# how large of crack will cactus juice fill



## Chris S. (Feb 17, 2016)

As title states, how wide of a crack will cactus juice fill in while stabilizing? Have some woods with small cracks in them and curious to see what I can expect from the resin to realisticly fill. The widest crack is maybe 16th inch at most.


----------



## DKMD (Feb 17, 2016)

You can't count on it to fill cracks in a structural way, and it may create ugly, crusty areas in the blanks.

Reactions: Agree 3


----------



## ironman123 (Feb 17, 2016)

Zip.


----------



## Blueglass (Feb 18, 2016)

I've been experimenting with West Marine penetrating epoxy for filling cracks and voids. So far so good. Dries very clear.


----------



## barry richardson (Feb 18, 2016)

Blueglass said:


> I've been experimenting with West Marine penetrating epoxy for filling cracks and voids. So far so good. Dries very clear.


I just checked that stuff out, looks like it would be great for punky areas, is it thick enough to fill cracks on a vertical surface without running out?


----------



## Chris S. (Feb 18, 2016)

Thanks for info. Epoxy idea very interesting. Wonder if that would work well on redwood burl as stuff I have doesn't seem to stabilize well at all. Almost like resin to thin. Maybe epoxy would be thin enough to penetrate but thick enough to stay put.


----------



## Blueglass (Feb 18, 2016)

barry richardson said:


> I just checked that stuff out, looks like it would be great for punky areas, is it thick enough to fill cracks on a vertical surface without running out?

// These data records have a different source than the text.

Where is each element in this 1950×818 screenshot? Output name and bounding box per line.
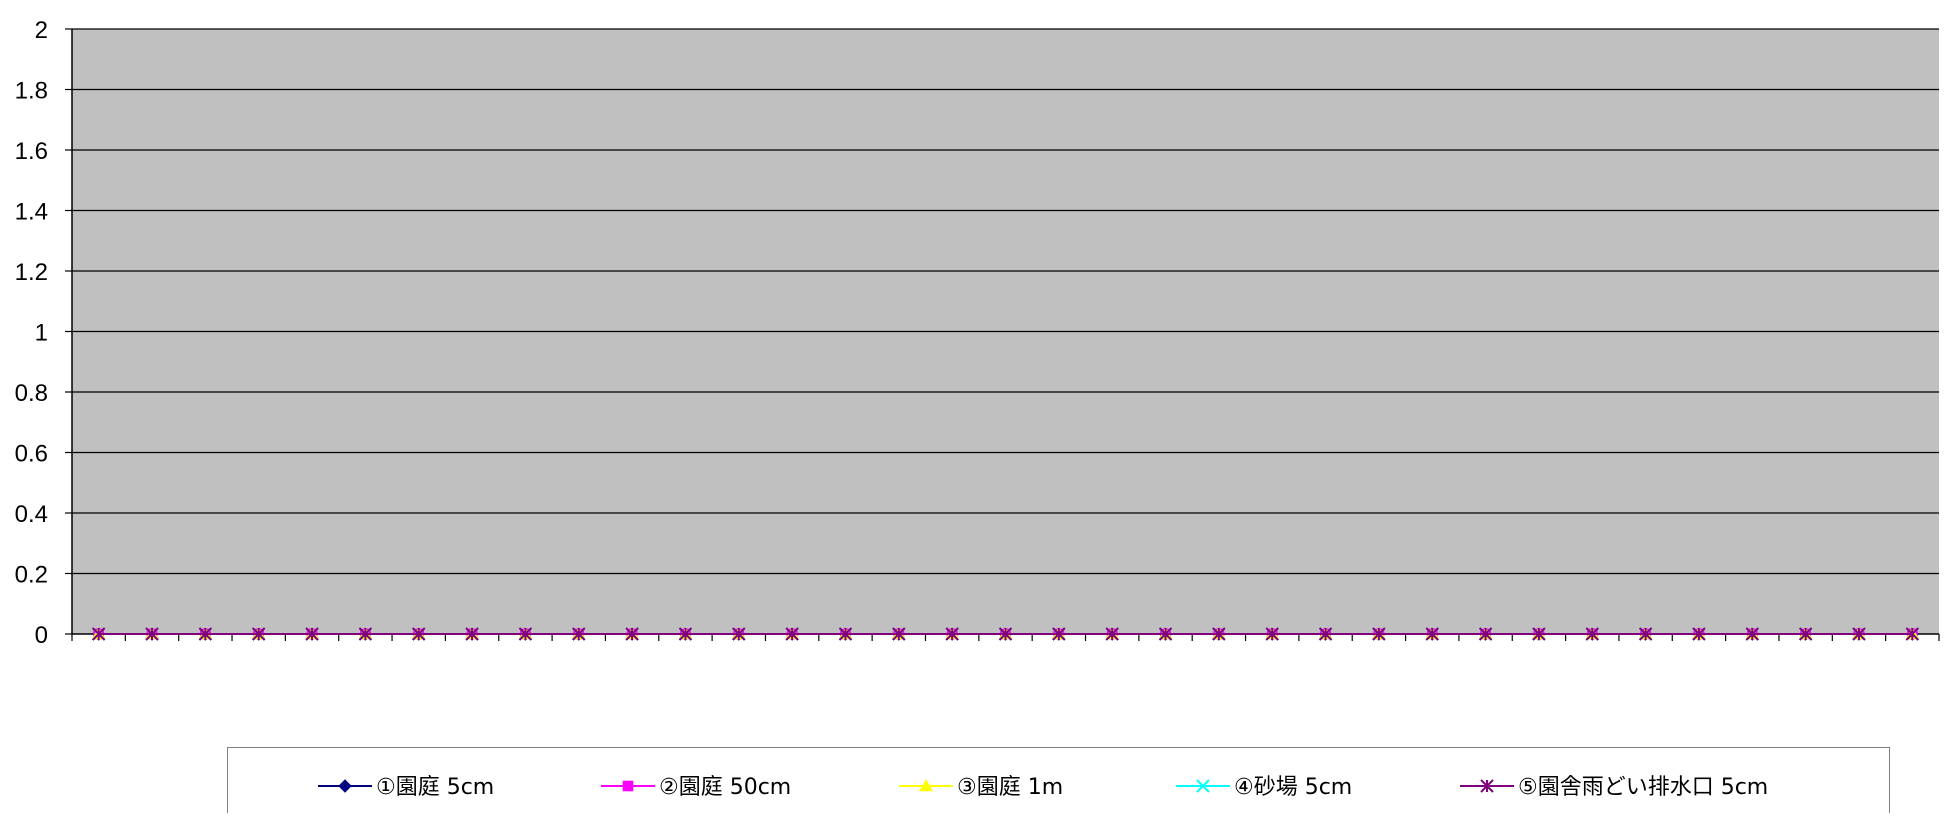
- y-tick-label: 0.4: [15, 501, 48, 528]
- data-point: [919, 778, 933, 792]
- data-point: [1585, 627, 1599, 641]
- data-point: [1196, 779, 1210, 793]
- data-point: [1745, 627, 1760, 641]
- data-point: [412, 627, 426, 641]
- data-point: [1265, 627, 1279, 641]
- data-point: [838, 627, 853, 641]
- legend: ①園庭 5cm ②園庭 50cm ③園庭 1m ④砂場 5cm ⑤園舎雨どい排水口 5c…: [227, 747, 1890, 813]
- data-point: [145, 627, 159, 641]
- data-point: [305, 627, 319, 641]
- data-point: [1425, 627, 1439, 641]
- data-point: [518, 627, 533, 641]
- y-tick-label: 1.8: [15, 78, 48, 105]
- data-point: [1158, 627, 1173, 641]
- data-point: [892, 627, 906, 641]
- data-point: [1905, 627, 1920, 641]
- data-point: [572, 627, 586, 641]
- legend-item-4: ④砂場 5cm: [1176, 775, 1352, 800]
- y-axis: 0 0.2 0.4 0.6 0.8 1 1.2 1.4 1.6 1.8 2: [15, 17, 73, 649]
- data-point: [338, 779, 352, 793]
- data-point: [1372, 627, 1386, 641]
- gridlines: [72, 28, 1939, 575]
- legend-label: ①園庭 5cm: [376, 775, 494, 800]
- y-tick-label: 1: [35, 320, 48, 347]
- data-point: [251, 627, 266, 641]
- data-point: [678, 627, 693, 641]
- data-point: [1480, 779, 1494, 793]
- data-point: [1478, 627, 1493, 641]
- legend-label: ③園庭 1m: [957, 775, 1063, 800]
- legend-item-2: ②園庭 50cm: [601, 775, 791, 800]
- y-tick-label: 0.8: [15, 380, 48, 407]
- legend-item-5: ⑤園舎雨どい排水口 5cm: [1460, 775, 1768, 800]
- legend-label: ④砂場 5cm: [1234, 775, 1352, 800]
- data-point: [91, 627, 106, 641]
- legend-label: ②園庭 50cm: [659, 775, 791, 800]
- y-tick-label: 1.2: [15, 259, 48, 286]
- data-point: [732, 627, 746, 641]
- legend-item-3: ③園庭 1m: [899, 775, 1063, 800]
- y-tick-label: 0: [35, 622, 48, 649]
- data-point: [1052, 627, 1066, 641]
- data-point: [1212, 627, 1226, 641]
- data-point: [1105, 627, 1119, 641]
- data-point: [1852, 627, 1866, 641]
- data-point: [198, 627, 213, 641]
- series-group: [91, 626, 1920, 641]
- data-point: [1798, 627, 1813, 641]
- data-point: [1692, 627, 1706, 641]
- data-point: [622, 780, 634, 792]
- y-tick-label: 2: [35, 17, 48, 44]
- data-point: [625, 627, 639, 641]
- data-point: [1638, 627, 1653, 641]
- data-point: [1532, 627, 1546, 641]
- series-5: [91, 627, 1920, 641]
- data-point: [998, 627, 1013, 641]
- data-point: [1318, 627, 1333, 641]
- data-point: [945, 627, 959, 641]
- data-point: [465, 627, 479, 641]
- y-tick-label: 0.2: [15, 562, 48, 589]
- y-tick-label: 1.4: [15, 199, 48, 226]
- legend-label: ⑤園舎雨どい排水口 5cm: [1518, 775, 1768, 800]
- y-tick-label: 1.6: [15, 138, 48, 165]
- y-tick-label: 0.6: [15, 441, 48, 468]
- data-point: [358, 627, 373, 641]
- data-point: [785, 627, 799, 641]
- legend-item-1: ①園庭 5cm: [318, 775, 494, 800]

I tape off all areas it may run out. I am picking up the regular epoxy and special clear hardener to finish off some bigger gaps.


----------



## chanser123 (Feb 18, 2016)

Redwood doesnt work well because of the oilk in it. Take a very long soak but it does penetrate.


----------



## chanser123 (Feb 18, 2016)

oil in it""


----------



## Blueglass (Feb 18, 2016)

The 1/16 crack I think the penetrating epoxy would work great. I pour it on and use any make shift scraper ( business card, credit card, thin cut offs) and work it in. I treat boards horizontal, not sure about vertical. Experiment although it is pricey it goes a long way, IMO. 1/8 or bigger I am following up with Specîal Clear Hardener.


----------